EL TEMPS DE LA MEMÒRIA

TRESORS DEL MUSEU D’ARQUEOLOGIA DE CATALUNYA A GIRONA

Lead with Iberian inscription

Lead with Iberian inscription

Lead

3rd c. BC

Castell, La Fosca (Palamós - Baix Empordà)

In 1980, during cleaning tasks in the Iberian settlement of Castell (La Fosca, Palamós), a sheet of lead bent in half was found out of archaeological context.
It bore a seven-line inscription consisting of a total of 175 letters that formed 24 words separated by lines of three points arranged vertically. It is the longest Iberian language text found so far in Catalonia. It is written in the so-called north-eastern or Levantine Iberian script, which extended from the south of France to the south of the Valencian Country and took in the interior of Aragon. It can be dated to the 12th century BC.
Currently, we are able to read the Iberian script in any of its variants, i.e. the various alphabetic and syllabic signs that make it up can be transcribed, but we cannot translate it.
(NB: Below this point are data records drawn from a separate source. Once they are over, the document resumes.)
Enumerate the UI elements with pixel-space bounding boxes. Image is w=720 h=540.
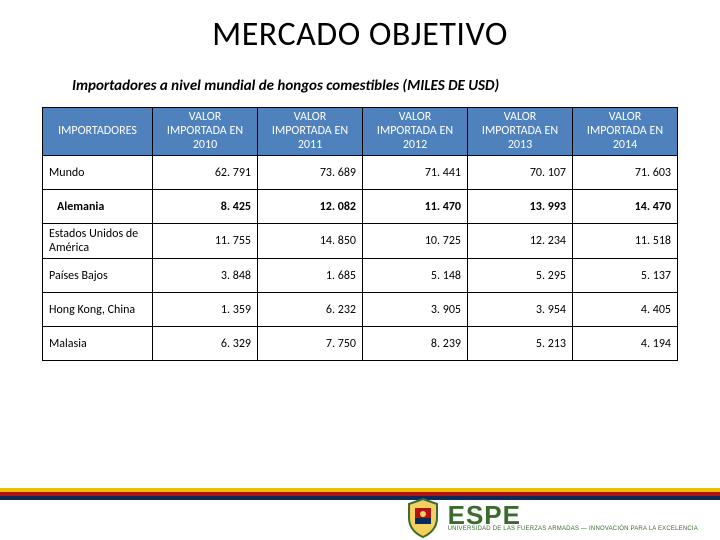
cell-value: 1. 685 — [258, 259, 363, 293]
cell-value: 73. 689 — [258, 156, 363, 190]
row-label: Malasia — [43, 327, 153, 361]
col-header: IMPORTADORES — [43, 108, 153, 156]
col-header: VALOR IMPORTADA EN 2014 — [573, 108, 678, 156]
cell-value: 1. 359 — [153, 293, 258, 327]
cell-value: 13. 993 — [468, 190, 573, 224]
col-header: VALOR IMPORTADA EN 2013 — [468, 108, 573, 156]
col-header: VALOR IMPORTADA EN 2010 — [153, 108, 258, 156]
cell-value: 3. 848 — [153, 259, 258, 293]
row-label: Hong Kong, China — [43, 293, 153, 327]
col-header: VALOR IMPORTADA EN 2012 — [363, 108, 468, 156]
slide: MERCADO OBJETIVO Importadores a nivel mu… — [0, 0, 720, 540]
table-row: Alemania8. 42512. 08211. 47013. 99314. 4… — [43, 190, 678, 224]
logo-wordmark: ESPE UNIVERSIDAD DE LAS FUERZAS ARMADAS … — [448, 504, 698, 533]
footer: ESPE UNIVERSIDAD DE LAS FUERZAS ARMADAS … — [0, 488, 720, 540]
slide-subtitle: Importadores a nivel mundial de hongos c… — [72, 77, 720, 95]
cell-value: 14. 850 — [258, 224, 363, 259]
cell-value: 11. 755 — [153, 224, 258, 259]
logo-text: ESPE — [448, 504, 698, 527]
row-label: Alemania — [43, 190, 153, 224]
cell-value: 6. 329 — [153, 327, 258, 361]
cell-value: 3. 954 — [468, 293, 573, 327]
logo-subtext: UNIVERSIDAD DE LAS FUERZAS ARMADAS — INN… — [448, 527, 698, 532]
importers-table: IMPORTADORES VALOR IMPORTADA EN 2010 VAL… — [42, 107, 678, 361]
col-header: VALOR IMPORTADA EN 2011 — [258, 108, 363, 156]
cell-value: 5. 213 — [468, 327, 573, 361]
table-row: Mundo62. 79173. 68971. 44170. 10771. 603 — [43, 156, 678, 190]
table-header-row: IMPORTADORES VALOR IMPORTADA EN 2010 VAL… — [43, 108, 678, 156]
slide-title: MERCADO OBJETIVO — [0, 0, 720, 55]
cell-value: 3. 905 — [363, 293, 468, 327]
cell-value: 12. 082 — [258, 190, 363, 224]
table-body: Mundo62. 79173. 68971. 44170. 10771. 603… — [43, 156, 678, 361]
cell-value: 8. 425 — [153, 190, 258, 224]
cell-value: 11. 470 — [363, 190, 468, 224]
row-label: Estados Unidos de América — [43, 224, 153, 259]
row-label: Países Bajos — [43, 259, 153, 293]
cell-value: 7. 750 — [258, 327, 363, 361]
cell-value: 14. 470 — [573, 190, 678, 224]
cell-value: 62. 791 — [153, 156, 258, 190]
cell-value: 70. 107 — [468, 156, 573, 190]
cell-value: 5. 148 — [363, 259, 468, 293]
cell-value: 8. 239 — [363, 327, 468, 361]
table-row: Malasia6. 3297. 7508. 2395. 2134. 194 — [43, 327, 678, 361]
cell-value: 10. 725 — [363, 224, 468, 259]
shield-icon — [406, 498, 440, 538]
cell-value: 71. 603 — [573, 156, 678, 190]
table-row: Hong Kong, China1. 3596. 2323. 9053. 954… — [43, 293, 678, 327]
espe-logo: ESPE UNIVERSIDAD DE LAS FUERZAS ARMADAS … — [406, 498, 698, 538]
cell-value: 5. 137 — [573, 259, 678, 293]
cell-value: 5. 295 — [468, 259, 573, 293]
cell-value: 4. 405 — [573, 293, 678, 327]
cell-value: 11. 518 — [573, 224, 678, 259]
cell-value: 6. 232 — [258, 293, 363, 327]
row-label: Mundo — [43, 156, 153, 190]
cell-value: 12. 234 — [468, 224, 573, 259]
table-row: Estados Unidos de América11. 75514. 8501… — [43, 224, 678, 259]
cell-value: 4. 194 — [573, 327, 678, 361]
table-row: Países Bajos3. 8481. 6855. 1485. 2955. 1… — [43, 259, 678, 293]
cell-value: 71. 441 — [363, 156, 468, 190]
Its phonetics are also well known, partially because inscriptions in the Iberian language have also been found written in Greek characters. What we do not have for now is a bilingual text in the Iberian language and in Greek or Latin, the key that would definitively open the door to its understanding and to the world of which it was the expression.

Part of the inscription

The sheet is 17.5 cm long and 7.9 cm wide and between 0.6 and 0.8 mm thick. Part of the left side is missing due to it being less than carefully unrolled. This caused a significant loss of material in the lower middle part, severely affecting the last three lines of the inscription.